The regulation also prohibits demonstrations, marches, rallies or sit-ins in the city of Manama with the exception of sit-ins in front of international organisations if special written permission is obtained from the head of the General Security or his representative identifying the number of participants and the time and place fixed for the organised sit-in.

It also prohibits demonstrations, marches or gatherings that are held or going near hospitals, airports or malls, or places of security required that the Minister of Interior must determine and announce.

  • Article 2:

The Prime Minister and Ministers – each with their own jurisdiction – must ensure the implementation of the provisions of this law. It shall take effect from the date of issuance and shall be published in the Official Gazette.

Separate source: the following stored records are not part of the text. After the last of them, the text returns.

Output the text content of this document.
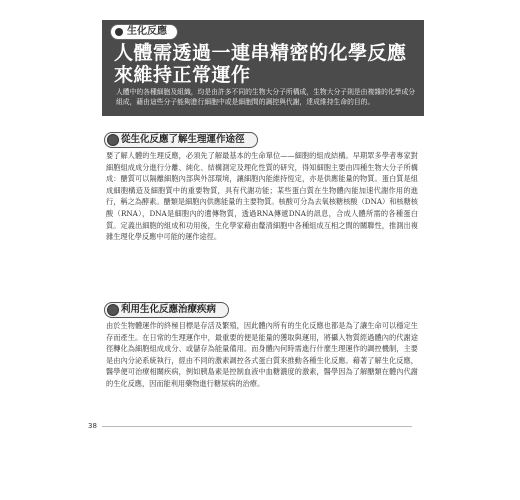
生化反應
人體需透過一連串精密的化學反應來維持正常運作
人體中的各種細胞及組織，均是由許多不同的生物大分子所構成，生物大分子則是由複雜的化學成分組成，藉由這些分子能夠進行細胞中或是細胞間的調控與代謝，達成維持生命的目的。
從生化反應了解生理運作途徑
要了解人體的生理反應，必須先了解最基本的生命單位——細胞的組成結構。早期眾多學者專家對細胞組成成分進行分離、純化、結構測定及理化性質的研究，得知細胞主要由四種生物大分子所構成：醣質可以隔離細胞內部與外部環境，讓細胞內能維持恆定，亦是供應能量的物質。蛋白質是組成細胞構造及細胞質中的重要物質，具有代謝功能；某些蛋白質在生物體內能加速代謝作用的進行，稱之為酵素。醣類是細胞內供應能量的主要物質。核酸可分為去氧核糖核酸（DNA）和核糖核酸（RNA），DNA是細胞內的遺傳物質，透過RNA傳遞DNA的訊息，合成人體所需的各種蛋白質。定義出細胞的組成和功用後，生化學家藉由釐清細胞中各種組成互相之間的關聯性，推測出複雜生理化學反應中可能的運作途徑。
利用生化反應治療疾病
由於生物體運作的終極目標是存活及繁殖，因此體內所有的生化反應也都是為了讓生命可以穩定生存而產生。在日常的生理運作中，最重要的便是能量的獲取與運用，將攝入物質經過體內的代謝途徑轉化為細胞組成成分、或儲存為能量備用。而身體內何時需進行什麼生理運作的調控機制，主要是由內分泌系統執行，經由不同的激素調控各式蛋白質來推動各種生化反應。藉著了解生化反應，醫學便可治療相關疾病，例如胰島素是控制血液中血糖濃度的激素，醫學因為了解醣類在體內代謝的生化反應，因而能利用藥物進行糖尿病的治療。
38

2) Decree No. (23) on amending some provisions of Decree Law No. (17) for the year 1976 on Juveniles

  • Article 1:

To be added to Article (2) of the Decree Law No. (17) for the year 1976, a new item number (8) stating the following:

Article 2(8):

If found participating in a demonstration or rally or a political gathering or sit-in.

  • Article 2:

Replaces the provisions of articles (4) items (a, c) and (19) and (20) of the Legislative Decree No. (17) for the year 1976 with the following texts:

Article 4(a):

In the events of cases of exposure to the deviations set forth in items (1,2,3,8) of Article (2) of this Act, the Director of the competent authority of the Ministry of Interior warns those responsible for his [juvenile] upbringing in writing to monitor good future behaviour and notify the Ministry of Social Development of this warning.

Article 4(e):

In the events of cases of exposure to the deviations set forth in items (1,2,3,8) of Article (2) of this Act within 6 months of the warning, or any one of the cases provided for in items (4,5,6,7) of the above-mentioned article, measures stipulated in this law will be taken.

Article 19

It is punishable by imprisonment and/or a fine of those responsible for the education and upbringing of the juvenile for the event he was cautioned for in accordance with clause (a) of Article (4) of this Act if he neglects control of the event and the consequence is repeated delinquency presented in one of the cases referred to in Article (2) of this Act.

Article 20

Punishment of imprisonment no longer than one year and/or a fine of no more than two thousand Bahraini Dinars he who neglects the performance of one of his duties if the consequence is the commissioning of a crime or a risk of delinquency present in one of the cases referred to in Article (2) of this Act.

  •  Article 3:

The replacement of the words “Ministry of Social Development” with the “Ministry of Labour and Social Affairs” wherever presented by Legislative Decree No. (17) for the year 1976.

  •  Article 4:

The Prime Minister and Ministers – each with their own jurisdiction – must ensure the implementation of the provisions of this law. It shall take effect from the date of issuance and shall be published in the Official Gazette.